Wolfshead: The Legend of Robin Hood is a 1973 British adventure film directed by John Hough and starring David Warbeck, Ciaran Madden, Kathleen Byron, David Butler and Kenneth Gilbert. The film was actor David Warbeck's film debut, playing the lead role of Robin Hood. The film was originally a 1969 television series pilot but was released in movie theatres in 1973, as a support feature to the musical Take Me High. The film was also released on VHS under the title The Legend of Young Robin Hood.

The film's title comes from the medieval term Caput lupinum or "Wolfshead", meaning an outlaw.

==Plot==
The film is set in the year 1190AD. Robert of Loxley, a simple farmer, is working his land when a fellow Saxon runs through their property attempting to escape Sir Jeffrey and the Royal Game Warden. Robert denies seeing the alleged poacher, and the fight, which ensues, is destined to seal his fate.

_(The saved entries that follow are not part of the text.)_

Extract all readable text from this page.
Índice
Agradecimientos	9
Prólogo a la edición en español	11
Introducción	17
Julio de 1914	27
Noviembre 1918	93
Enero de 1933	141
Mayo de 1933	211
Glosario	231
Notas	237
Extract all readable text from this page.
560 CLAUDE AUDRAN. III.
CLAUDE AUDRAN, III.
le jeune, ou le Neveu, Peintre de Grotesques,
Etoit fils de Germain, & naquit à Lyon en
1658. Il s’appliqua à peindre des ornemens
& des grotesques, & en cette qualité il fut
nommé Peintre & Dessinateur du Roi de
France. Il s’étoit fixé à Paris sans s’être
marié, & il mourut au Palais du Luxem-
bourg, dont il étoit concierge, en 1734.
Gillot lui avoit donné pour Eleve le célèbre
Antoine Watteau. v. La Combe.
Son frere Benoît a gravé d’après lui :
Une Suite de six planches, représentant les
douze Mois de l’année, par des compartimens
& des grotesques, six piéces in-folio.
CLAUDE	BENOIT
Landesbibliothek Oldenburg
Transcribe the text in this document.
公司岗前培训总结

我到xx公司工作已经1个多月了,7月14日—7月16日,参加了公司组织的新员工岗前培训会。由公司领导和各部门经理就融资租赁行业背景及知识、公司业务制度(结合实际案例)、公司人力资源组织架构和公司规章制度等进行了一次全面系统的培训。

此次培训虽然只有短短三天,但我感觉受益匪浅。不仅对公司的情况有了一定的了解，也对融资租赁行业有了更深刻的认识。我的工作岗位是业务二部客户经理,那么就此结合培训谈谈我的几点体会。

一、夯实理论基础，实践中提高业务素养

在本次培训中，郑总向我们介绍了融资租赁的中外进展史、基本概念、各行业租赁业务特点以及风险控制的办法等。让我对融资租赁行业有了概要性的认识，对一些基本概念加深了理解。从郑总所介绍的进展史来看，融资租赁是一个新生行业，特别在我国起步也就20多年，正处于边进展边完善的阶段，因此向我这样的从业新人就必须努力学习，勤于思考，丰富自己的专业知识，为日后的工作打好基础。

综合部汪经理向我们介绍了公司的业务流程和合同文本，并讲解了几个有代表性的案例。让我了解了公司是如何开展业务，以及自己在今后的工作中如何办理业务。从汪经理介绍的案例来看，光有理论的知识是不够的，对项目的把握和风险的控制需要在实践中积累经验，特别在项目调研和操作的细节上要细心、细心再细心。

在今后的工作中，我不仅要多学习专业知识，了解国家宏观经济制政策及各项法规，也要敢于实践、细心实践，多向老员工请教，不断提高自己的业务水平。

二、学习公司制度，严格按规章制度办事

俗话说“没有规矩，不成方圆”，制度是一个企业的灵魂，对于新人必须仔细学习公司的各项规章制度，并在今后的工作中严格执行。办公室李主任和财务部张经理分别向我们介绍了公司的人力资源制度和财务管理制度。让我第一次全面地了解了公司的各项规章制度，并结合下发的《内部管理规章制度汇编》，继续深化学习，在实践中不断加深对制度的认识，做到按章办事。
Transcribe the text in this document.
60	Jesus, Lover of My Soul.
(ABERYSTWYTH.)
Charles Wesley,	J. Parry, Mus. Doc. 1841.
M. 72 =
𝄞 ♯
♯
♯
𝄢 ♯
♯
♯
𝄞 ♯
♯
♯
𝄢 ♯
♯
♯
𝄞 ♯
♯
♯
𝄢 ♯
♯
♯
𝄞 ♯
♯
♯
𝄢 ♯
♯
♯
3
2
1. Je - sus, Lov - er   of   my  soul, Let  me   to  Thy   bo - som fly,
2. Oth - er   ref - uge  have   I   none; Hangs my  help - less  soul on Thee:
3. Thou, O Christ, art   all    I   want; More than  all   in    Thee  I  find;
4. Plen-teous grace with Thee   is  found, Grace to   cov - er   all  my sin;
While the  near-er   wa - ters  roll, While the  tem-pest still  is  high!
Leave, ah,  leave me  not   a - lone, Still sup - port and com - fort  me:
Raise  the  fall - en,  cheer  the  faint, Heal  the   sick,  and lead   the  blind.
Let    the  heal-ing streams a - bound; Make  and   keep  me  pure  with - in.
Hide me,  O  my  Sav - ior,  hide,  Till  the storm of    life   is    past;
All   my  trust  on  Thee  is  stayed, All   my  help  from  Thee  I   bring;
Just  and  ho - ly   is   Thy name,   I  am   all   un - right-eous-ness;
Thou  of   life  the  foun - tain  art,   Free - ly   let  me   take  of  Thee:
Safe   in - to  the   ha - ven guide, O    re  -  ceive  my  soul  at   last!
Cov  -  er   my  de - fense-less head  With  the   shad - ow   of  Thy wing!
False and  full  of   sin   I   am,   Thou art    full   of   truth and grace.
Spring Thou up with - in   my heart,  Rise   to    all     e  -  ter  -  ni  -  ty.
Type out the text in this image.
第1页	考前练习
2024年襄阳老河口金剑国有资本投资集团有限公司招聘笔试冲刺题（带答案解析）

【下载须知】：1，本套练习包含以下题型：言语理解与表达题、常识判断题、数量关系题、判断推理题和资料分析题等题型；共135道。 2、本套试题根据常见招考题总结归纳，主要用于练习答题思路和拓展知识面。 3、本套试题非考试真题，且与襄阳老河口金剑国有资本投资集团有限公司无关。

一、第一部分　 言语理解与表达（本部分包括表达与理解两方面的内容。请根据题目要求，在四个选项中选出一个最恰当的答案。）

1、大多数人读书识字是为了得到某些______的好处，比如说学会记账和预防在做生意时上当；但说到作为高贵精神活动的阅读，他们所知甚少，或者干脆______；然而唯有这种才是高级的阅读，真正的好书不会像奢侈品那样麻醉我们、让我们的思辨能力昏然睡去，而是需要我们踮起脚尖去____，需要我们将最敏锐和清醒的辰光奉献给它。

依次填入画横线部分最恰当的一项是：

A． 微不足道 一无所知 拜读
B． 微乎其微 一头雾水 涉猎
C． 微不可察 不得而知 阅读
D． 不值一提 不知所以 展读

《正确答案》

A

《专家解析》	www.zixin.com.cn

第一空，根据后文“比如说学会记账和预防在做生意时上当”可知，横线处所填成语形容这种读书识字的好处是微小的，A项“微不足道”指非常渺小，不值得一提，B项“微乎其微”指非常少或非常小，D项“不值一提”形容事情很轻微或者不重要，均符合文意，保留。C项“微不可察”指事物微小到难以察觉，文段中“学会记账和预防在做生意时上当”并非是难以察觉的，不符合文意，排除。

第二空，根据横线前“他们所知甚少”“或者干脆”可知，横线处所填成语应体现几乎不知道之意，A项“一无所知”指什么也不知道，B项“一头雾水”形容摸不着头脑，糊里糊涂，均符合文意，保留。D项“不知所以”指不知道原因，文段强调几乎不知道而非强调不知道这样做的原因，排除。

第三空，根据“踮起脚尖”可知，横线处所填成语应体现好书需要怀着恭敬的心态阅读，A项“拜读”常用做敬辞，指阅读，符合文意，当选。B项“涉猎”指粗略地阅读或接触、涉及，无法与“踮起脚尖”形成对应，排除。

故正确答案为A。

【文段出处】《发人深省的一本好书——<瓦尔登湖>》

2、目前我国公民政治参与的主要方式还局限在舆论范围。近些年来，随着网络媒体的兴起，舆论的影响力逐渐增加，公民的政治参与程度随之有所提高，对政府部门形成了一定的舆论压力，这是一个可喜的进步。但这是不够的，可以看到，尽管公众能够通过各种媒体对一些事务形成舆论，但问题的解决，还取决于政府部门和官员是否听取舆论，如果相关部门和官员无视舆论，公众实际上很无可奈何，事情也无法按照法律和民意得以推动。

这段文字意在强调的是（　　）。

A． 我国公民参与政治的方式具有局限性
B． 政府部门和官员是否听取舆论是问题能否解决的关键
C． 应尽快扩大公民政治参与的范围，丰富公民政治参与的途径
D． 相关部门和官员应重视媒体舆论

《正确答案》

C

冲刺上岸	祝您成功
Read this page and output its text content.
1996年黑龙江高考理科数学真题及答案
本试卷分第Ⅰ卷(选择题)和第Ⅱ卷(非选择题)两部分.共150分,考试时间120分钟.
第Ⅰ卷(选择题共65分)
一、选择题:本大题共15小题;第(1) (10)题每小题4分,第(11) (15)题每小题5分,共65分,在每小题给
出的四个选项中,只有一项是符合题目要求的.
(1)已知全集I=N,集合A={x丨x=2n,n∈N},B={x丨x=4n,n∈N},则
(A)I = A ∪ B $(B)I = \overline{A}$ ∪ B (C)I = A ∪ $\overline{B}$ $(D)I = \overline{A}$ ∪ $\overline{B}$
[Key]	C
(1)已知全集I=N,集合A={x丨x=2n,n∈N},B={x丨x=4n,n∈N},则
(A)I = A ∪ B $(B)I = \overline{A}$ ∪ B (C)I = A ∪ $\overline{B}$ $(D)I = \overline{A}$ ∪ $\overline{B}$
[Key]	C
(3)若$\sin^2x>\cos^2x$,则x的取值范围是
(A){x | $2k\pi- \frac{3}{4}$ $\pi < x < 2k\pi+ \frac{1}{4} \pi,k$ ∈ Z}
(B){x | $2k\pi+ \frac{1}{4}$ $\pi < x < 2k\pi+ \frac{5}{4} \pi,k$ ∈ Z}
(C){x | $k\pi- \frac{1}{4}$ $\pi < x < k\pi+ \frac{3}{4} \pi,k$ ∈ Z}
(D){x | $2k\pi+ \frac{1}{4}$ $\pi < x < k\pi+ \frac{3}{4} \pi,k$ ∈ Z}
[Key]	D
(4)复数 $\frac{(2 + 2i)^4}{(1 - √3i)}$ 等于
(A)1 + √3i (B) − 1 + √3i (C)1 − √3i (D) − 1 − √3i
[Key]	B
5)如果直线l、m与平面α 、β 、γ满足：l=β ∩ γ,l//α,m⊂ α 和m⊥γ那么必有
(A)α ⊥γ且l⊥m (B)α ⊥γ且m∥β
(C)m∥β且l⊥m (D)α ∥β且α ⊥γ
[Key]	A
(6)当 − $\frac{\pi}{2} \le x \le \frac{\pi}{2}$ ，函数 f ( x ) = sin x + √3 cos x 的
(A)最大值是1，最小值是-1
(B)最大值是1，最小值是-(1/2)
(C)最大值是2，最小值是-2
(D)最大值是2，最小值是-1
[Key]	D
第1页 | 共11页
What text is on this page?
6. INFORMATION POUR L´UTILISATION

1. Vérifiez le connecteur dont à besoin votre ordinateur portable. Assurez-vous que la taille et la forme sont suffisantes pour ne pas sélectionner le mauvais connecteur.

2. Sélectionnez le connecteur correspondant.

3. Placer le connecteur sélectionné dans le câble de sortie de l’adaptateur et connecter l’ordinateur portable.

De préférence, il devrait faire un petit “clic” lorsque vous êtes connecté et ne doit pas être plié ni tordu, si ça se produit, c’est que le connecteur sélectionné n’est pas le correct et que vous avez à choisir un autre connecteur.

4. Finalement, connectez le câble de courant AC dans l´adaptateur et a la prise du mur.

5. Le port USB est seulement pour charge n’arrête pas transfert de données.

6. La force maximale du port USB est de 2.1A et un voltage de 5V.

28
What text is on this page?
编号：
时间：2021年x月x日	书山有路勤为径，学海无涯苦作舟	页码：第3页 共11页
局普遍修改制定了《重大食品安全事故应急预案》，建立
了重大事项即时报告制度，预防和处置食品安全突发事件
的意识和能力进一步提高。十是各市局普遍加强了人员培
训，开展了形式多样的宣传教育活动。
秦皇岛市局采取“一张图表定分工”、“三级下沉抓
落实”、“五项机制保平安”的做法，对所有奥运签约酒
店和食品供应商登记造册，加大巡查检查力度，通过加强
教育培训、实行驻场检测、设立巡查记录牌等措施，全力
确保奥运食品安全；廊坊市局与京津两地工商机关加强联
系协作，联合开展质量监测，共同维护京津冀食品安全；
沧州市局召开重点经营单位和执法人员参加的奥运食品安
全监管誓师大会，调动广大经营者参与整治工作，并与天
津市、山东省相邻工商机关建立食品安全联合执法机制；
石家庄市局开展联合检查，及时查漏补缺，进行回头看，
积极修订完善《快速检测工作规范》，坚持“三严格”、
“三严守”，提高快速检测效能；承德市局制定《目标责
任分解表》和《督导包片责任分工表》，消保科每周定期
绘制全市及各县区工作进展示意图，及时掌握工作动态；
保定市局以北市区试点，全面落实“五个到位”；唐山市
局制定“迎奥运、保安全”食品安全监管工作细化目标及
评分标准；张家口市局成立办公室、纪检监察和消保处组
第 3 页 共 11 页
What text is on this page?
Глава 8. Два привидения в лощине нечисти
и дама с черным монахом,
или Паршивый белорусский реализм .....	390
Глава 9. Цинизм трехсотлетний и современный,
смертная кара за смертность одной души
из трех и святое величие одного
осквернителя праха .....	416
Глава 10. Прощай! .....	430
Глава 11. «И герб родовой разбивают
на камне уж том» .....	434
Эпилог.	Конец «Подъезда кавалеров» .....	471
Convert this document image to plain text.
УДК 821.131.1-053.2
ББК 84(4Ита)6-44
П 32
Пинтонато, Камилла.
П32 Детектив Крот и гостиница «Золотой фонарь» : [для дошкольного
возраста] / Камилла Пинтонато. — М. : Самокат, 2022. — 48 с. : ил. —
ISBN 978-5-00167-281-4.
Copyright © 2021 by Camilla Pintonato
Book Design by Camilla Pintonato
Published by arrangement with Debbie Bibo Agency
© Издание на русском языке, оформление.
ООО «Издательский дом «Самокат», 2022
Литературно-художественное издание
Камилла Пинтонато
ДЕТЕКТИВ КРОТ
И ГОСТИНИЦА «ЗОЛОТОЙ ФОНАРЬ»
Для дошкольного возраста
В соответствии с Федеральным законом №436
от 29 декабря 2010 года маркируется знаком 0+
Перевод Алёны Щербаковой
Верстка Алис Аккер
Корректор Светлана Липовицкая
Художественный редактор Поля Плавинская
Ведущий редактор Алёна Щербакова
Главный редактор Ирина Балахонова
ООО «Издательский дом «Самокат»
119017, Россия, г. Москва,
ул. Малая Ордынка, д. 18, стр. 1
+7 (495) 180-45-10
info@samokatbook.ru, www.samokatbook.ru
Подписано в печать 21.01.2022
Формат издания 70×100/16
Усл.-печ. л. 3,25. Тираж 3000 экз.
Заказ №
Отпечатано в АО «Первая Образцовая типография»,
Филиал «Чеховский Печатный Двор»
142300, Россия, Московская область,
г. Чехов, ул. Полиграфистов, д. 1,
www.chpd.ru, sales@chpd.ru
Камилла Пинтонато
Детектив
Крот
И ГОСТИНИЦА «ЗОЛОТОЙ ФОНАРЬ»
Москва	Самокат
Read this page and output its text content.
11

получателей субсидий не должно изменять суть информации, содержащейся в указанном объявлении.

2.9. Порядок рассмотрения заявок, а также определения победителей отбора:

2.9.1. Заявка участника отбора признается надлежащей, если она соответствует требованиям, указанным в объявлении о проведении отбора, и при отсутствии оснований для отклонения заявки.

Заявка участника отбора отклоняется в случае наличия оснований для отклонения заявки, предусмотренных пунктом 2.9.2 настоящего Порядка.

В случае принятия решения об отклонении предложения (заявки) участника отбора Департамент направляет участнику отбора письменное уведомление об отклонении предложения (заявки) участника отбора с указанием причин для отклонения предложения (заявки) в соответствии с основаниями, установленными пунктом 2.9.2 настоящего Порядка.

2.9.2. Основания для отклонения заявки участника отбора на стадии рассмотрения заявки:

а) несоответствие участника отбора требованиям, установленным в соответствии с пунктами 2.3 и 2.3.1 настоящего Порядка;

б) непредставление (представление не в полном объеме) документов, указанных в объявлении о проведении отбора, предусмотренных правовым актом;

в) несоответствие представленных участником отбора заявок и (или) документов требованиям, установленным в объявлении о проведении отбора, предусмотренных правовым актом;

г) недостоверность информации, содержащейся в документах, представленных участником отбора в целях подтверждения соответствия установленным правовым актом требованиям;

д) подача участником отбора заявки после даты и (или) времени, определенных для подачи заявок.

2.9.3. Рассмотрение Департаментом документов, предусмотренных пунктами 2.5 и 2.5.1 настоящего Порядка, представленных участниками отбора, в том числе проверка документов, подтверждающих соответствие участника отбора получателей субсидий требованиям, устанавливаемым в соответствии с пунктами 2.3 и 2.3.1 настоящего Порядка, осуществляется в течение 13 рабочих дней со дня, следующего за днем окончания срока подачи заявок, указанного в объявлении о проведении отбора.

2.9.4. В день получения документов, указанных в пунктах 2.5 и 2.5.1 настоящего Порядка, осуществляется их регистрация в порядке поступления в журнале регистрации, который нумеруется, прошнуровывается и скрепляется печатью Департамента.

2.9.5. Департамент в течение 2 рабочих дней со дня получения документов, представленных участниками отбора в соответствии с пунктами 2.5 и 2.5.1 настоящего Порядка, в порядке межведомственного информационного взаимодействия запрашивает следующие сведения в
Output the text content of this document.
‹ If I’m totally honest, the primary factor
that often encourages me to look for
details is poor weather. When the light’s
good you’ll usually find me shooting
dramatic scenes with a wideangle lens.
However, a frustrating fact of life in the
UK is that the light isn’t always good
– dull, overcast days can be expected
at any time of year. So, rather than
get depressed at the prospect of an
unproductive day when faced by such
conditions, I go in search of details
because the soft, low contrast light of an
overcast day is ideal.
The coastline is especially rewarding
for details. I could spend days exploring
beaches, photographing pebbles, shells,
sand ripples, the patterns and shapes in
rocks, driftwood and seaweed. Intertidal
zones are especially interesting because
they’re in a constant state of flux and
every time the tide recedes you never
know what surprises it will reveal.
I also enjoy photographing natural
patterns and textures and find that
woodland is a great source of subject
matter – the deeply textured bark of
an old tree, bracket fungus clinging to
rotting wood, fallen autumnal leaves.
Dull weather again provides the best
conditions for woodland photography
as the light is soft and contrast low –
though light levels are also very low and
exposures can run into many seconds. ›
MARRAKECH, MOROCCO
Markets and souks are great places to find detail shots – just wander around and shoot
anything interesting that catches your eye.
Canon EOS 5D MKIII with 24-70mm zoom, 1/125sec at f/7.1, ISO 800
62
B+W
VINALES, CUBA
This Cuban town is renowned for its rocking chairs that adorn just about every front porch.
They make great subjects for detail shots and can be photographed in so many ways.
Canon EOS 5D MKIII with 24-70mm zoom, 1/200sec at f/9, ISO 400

When Sir Jeffrey's brother, Roger of Doncaster, learns that Robert of Loxley was not killed for his insolence, he determines to use the incident to have him arrested and his lands confiscated. Sir Roger's ulterior motive is that his intended bride Lady Marian Fitzwater has had feelings for Robert from childhood and this stands in the way of his marriage to her. So he enlists the help of the Abbott to have Robert made a Wolfshead: an outlaw whose head is worth that of a wolf's, dead or alive.

==Cast==
- David Warbeck as Robert of Locksley
- Kathleen Byron as Katherine of Locksley
- Dan Meaden as John Little of Cumberland
- Ciaran Madden as Lady Marian Fitzwalter
- Kenneth Gilbert as Friar Tuck
- Joe Cook as Much
- Derrick Gilbert as Wat
- David Butler as Will Stukely
- Patrick O'Dwyer as Tom
- Peter Stephens as Abbot of St. Mary's
- Christopher Robbie as Roger of Doncaster
- Roy Boyd as Geoffrey of Doncaster
- Pamela Roland as Adele
- Inigo Jackson as Legros
- Will Knightley as Abbot's Secretary
- Roy Evans as Gyrth
- Reg Lever as Old Wat
- Kim Braden as Alice
- Sheraton Blount as Abbie
- Nicholas Jones as Squire
- Sheelagh Wilcocks as Nurse

==Production==
John Hough was directing on The Avengers when approached by journalist Bill Anderson. He had investors who wanted to spend money on a project that reminded them of "old England" and Anderson persuaded them to invest in a movie on Robin Hood. It was to be shot on location in Wales. Hough said David Butler wrote an "excellent script". Hough said Anderson ran out of money to finish the film but went to the races and successfully raised the rest via gambling. The movie was finished. Anderson arranged for the film to be released theatrically by Hammer Films, who put it on a double bill with Nearest And Dearest.

==Reception and influence==
Howard Maxford, in his book Hammer Complete praised Wolfshead as a "brisk and entertaining variation on an over-familiar tale." Maxford added that "the film's only drawback is its rather abrupt ending."

Writer Richard Carpenter later described Wolfshead as an influence on his own series, Robin of Sherwood. Carpenter stated "What [Wolfshead] did was to have a very realistic look at being an outlaw in the 13th century and I wanted to have that element as well as the occult and humor."